What was truly different was the palpable sense of possibility in the air. It was the realization that for the first time in more than a decade, the political structures are in place to ensure that our work will not just be a holding action, preserving endangered programs important to low-income families, but can focus on strengthening those programs and creating new ones aimed at reducing poverty and redressing social and economic inequities.
Congressman Barney Frank, now chair of the powerful House Committee on Financial Services bluntly said that increasing affordable housing, and especially providing more rental assistance, is at the top of his agenda. This is no mere pipe dream, but an assurance backed up with legislation and hearings that Frank and his committee would soon be proposing. Senator Hillary Clinton took on the mounting foreclosure nightmare with a detailed analysis of the problem and specific policy and regulatory suggestions for solutions.
It was an exhilarating experience that reminded me that political winds do change, and with enough tenacity and patience advocates can harness that change to create programs and policies that support America’s poor and working class.
Action
Tucked between the NLIHC and the NCRC meetings was the first policy conference of the National Alliance of Community Economic Development Associations (see Editor’s Note, SF #147). Representing statewide associations of community development corporations, the newly formed NACEDA adds an important voice to the affordable-housing and community-development field.
In three days of meetings, leaders from 17 statewide associations and a few city or regional networks, representing well over 1,200 CDCs, charted the nascent group’s near-term course. Leadership from many major national organizations, including Local Initiative Support Corporation, NeighborWorks America, Enterprise, Housing Assistance Council, NCRC and NLIHC were on hand to lend support and offer the opportunity for collaboration.

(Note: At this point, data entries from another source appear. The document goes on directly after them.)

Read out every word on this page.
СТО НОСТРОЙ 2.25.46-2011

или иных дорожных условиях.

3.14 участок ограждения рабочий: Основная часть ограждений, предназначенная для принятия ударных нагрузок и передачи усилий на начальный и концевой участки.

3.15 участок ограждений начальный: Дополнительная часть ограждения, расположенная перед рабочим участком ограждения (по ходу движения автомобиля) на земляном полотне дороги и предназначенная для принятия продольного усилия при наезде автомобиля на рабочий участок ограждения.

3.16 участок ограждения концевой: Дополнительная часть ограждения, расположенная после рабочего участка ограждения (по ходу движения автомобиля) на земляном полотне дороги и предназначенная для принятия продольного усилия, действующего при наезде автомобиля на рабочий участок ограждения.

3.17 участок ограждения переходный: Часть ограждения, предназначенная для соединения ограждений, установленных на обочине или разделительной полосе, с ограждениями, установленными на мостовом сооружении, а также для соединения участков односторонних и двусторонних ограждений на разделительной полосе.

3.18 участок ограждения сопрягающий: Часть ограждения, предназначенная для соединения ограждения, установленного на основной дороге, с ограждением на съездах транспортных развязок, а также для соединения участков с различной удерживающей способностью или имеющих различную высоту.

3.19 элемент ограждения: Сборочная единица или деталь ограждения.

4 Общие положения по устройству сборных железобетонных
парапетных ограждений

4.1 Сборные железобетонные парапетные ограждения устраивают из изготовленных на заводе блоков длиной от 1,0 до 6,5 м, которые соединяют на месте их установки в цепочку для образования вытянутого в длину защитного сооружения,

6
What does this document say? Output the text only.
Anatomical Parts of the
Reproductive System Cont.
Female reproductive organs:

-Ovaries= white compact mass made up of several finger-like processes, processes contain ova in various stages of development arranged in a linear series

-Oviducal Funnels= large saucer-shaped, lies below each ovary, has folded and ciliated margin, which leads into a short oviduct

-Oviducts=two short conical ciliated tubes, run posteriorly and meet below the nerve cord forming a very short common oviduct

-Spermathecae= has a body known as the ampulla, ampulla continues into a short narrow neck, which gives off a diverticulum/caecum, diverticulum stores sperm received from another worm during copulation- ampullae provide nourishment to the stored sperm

From policy initiatives and capacity-building strategies to research and communications, NACEDA hammered out an action agenda to define, support and expand the world of community development.
Change
For decades, many of our readers have developed community land trusts, limited-equity cooperatives and other innovative housing models that have stabilized communities, given residents control over how and where they choose to live and have struck a balance between individual wealth and the retention of scarce dollars that we rely on to subsidize affordable housing. And since the advent of these models, Shelterforce has written about them and encouraged their expansion. In this issue, we ask: Are these shared-equity homeownership models now ready to become effective tools for solving a significant part of America’s housing crisis?
And Change at Home
Beginning with this issue, Alice Chasan steps in as Shelterforce’s new editor. Alice joins us from Beliefnet, the largest Web site of religion, faith and spirituality, where she oversaw coverage of politics, ethics and morality, international affairs and Judaism.
Over her career, she served as the editor of World Press Review, a monthly magazine of international affairs, and New Jersey Reporter, a monthly magazine of politics and public policy. She also has been the executive editor of Tikkun and The American Prospect and served as program and editorial director at the Committee to Protect Journalists, the New York City-based international press-freedom advocacy organization. Her talent as a writer and editor and her life-long dedication to social justice will surely make Shelterforce a more potent voice for equity and a more useful tool than ever before.
After nearly 14 years as editor, I have come to know many of Shelterforce’s readers, gaining an understanding of your daily trials as advocates and activists and an appreciation for your hard-won accomplishments. I hope that my new role as publisher will allow me to spend even more time getting to know you, so that Shelterforce, our Web site (nhi.org), the research and other work we do can better serve your needs.